Democratic Party officials, however, scoffed at what party spokeswoman Kirstin Brost called the Republicans' trumped-up election "outrage of the day. None of them has amounted to anything at this point."

And county election officials continued to take umbrage at what they said were the Republicans' unwarranted suggestions that election fraud occurred. The officials blamed the accusations on a misunderstanding of why the number of votes cast in the Nov. 2 election may have been several thousand more than the number of people credited with voting.

"It's not fraud. It's not understanding how the elections process really works and then it's this stirring of the pot with inaccurate information," said Carolyn Diepenbrock, the Snohomish County elections manager.

Vance said the Republican Party is still researching whether ineligible voters around the state may have been allowed to cast ballots and added, "We continue to collect new information, new data, new evidence," including death certificates and prison records.

He declined to say what legal, political or other action the party might take and when it might occur.

Gregoire's inauguration is scheduled for Wednesday, but GOP legislative leaders have said they might try to prevent the Legislature from certifying the results of the governor's race.
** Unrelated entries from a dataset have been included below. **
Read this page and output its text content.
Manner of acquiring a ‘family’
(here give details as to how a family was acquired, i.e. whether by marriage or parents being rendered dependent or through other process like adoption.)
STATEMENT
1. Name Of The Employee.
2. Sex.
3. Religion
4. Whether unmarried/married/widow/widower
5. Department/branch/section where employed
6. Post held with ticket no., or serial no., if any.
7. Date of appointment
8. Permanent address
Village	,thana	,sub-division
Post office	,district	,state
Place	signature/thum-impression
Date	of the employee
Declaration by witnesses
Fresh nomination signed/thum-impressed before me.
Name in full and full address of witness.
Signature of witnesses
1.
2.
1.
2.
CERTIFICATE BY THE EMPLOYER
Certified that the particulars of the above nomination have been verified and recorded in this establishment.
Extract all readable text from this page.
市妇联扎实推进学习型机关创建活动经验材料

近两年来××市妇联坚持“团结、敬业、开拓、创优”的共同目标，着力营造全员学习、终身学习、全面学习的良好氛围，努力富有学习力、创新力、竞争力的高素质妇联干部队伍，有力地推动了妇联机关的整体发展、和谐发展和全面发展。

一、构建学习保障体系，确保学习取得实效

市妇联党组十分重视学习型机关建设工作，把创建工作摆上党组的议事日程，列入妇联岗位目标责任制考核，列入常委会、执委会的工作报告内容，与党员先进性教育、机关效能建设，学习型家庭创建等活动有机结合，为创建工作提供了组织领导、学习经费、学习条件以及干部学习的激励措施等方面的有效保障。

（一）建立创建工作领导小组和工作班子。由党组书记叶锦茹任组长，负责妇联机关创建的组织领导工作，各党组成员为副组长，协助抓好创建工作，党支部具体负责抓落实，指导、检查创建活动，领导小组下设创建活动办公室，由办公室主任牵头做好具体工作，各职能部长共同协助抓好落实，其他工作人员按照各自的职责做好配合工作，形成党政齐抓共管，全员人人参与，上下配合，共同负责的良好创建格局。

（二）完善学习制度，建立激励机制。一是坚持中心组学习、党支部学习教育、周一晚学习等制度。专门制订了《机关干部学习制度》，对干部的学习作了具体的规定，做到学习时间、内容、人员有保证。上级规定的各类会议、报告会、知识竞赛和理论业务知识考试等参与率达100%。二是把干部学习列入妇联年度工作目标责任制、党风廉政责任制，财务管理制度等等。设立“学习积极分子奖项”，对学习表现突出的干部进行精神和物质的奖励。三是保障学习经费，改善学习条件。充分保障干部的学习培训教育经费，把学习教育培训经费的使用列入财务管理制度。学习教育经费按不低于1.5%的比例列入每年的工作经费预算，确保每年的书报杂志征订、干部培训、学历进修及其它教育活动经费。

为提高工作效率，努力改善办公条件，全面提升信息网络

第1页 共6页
Republicans would have until Jan. 22 to file a court challenge to the election.

Bennett called for a new gubernatorial election, with herself as well as Gregoire and Rossi once again on the ballot. Given the sliver of gubernatorial votes won by herself, she noted, "51 percent of the people in this state" voted against each of the other two candidates.

King County elections spokeswoman Bobbie Egan said yesterday that 31,545 provisional ballots were issued in King County. Of that number, 27,641, or 87 percent, have been validated and included in the official count.

King County and several other counties are reconciling their lists of voters in the Nov. 2 election to try to resolve the discrepancy between the number of votes cast and the number of voters listed.

County officials have said there are several possible explanations, such as voters who moved after the election, voters who were previously classified as "inactive," or those who signed poll books in the wrong place.

But based on historical data, King County officials have said the reconciled lists could include 1,000 to 1,500 more votes than voters accounted for even after the lists are reconciled.

Snohomish County's Diepenbrock said the 300-vote discrepancy in her county was probably due mostly to human errors in the tedious, labor-intensive, post-election process of entering general election voters' names into files as part of the process of updating voter records for future elections.

"I would like to say there should never, ever, ever be any discrepancy. But that's not reality," Diepenbrock said. She added, "It's unfortunate that this (vote) crediting process is being attached to the election process," because they are separate, unrelated procedures.